CLS: Jim Craft
While most people have a passing awareness of the events of June 6, 1944, popular presentations of D-Day rarely place it in the full context. Where did it fit in the grand scheme of the war in Europe? What was the overall strategy for the campaign and why were the Allies successful? What were the German advantages and disadvantages? What made the campaign in Northern France a long, costly one? What would have been the consequences of failure? What happened after June 6? How were the Americans able to breach the formidable barrier at Omaha beach? These and other questions are addressed in this presentation. It will focus on the American experience and make only cursory reference to the British role in the Normandy Campaign due to session time limitations.
Jim Craft has a B.A. in History from Oakland University (Rochester, MI) and an M.A. in History from Wayne State University (Detroit, MI).
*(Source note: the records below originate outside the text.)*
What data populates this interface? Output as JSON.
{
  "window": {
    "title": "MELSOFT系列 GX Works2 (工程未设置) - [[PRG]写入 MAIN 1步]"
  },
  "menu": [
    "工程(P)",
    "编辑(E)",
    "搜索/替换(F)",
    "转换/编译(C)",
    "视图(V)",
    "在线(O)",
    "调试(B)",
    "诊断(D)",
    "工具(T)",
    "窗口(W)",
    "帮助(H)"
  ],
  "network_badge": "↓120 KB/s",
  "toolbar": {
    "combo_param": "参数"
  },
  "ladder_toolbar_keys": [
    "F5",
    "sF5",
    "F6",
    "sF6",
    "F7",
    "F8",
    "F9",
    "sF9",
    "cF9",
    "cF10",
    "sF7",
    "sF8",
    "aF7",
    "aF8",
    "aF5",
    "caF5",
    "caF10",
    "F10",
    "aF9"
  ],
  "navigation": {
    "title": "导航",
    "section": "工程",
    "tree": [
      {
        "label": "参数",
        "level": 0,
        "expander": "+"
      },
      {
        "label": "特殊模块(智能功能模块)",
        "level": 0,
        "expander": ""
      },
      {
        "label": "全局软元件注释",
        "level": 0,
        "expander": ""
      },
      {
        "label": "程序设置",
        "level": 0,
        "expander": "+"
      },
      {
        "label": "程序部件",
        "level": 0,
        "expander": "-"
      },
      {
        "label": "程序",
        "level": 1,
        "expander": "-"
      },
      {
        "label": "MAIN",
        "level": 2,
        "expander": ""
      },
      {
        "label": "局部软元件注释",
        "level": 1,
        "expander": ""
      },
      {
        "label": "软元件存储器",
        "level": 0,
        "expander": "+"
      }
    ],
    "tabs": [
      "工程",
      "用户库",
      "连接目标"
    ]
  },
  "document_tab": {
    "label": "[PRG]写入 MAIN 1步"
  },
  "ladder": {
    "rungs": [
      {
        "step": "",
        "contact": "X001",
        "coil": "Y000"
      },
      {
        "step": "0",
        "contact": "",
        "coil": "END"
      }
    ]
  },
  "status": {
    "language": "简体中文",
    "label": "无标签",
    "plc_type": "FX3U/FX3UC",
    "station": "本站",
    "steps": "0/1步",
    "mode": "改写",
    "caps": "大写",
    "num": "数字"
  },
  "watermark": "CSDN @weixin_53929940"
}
After teaching history for thirteen years, he moved into “corporate America” for the balance of his career. Since 1995, however, he has been active in various historical projects: writing, researching, developing curriculum material, doing curatorial work and lecturing. A frequent presenter in southeastern Michigan, he is currently writing a series of short history books. These primarily focus on important, although underappreciated, aspects of American History but doing so from a local perspective. Craft’s primary expertise is in the 19th Century; the Normandy Campaign is one of his many areas of interests, and he has visited Normandy on six occasions to explore the far-flung combat areas. Jim has been a member of the Oakland County (Michigan) Historical Commission since 2008.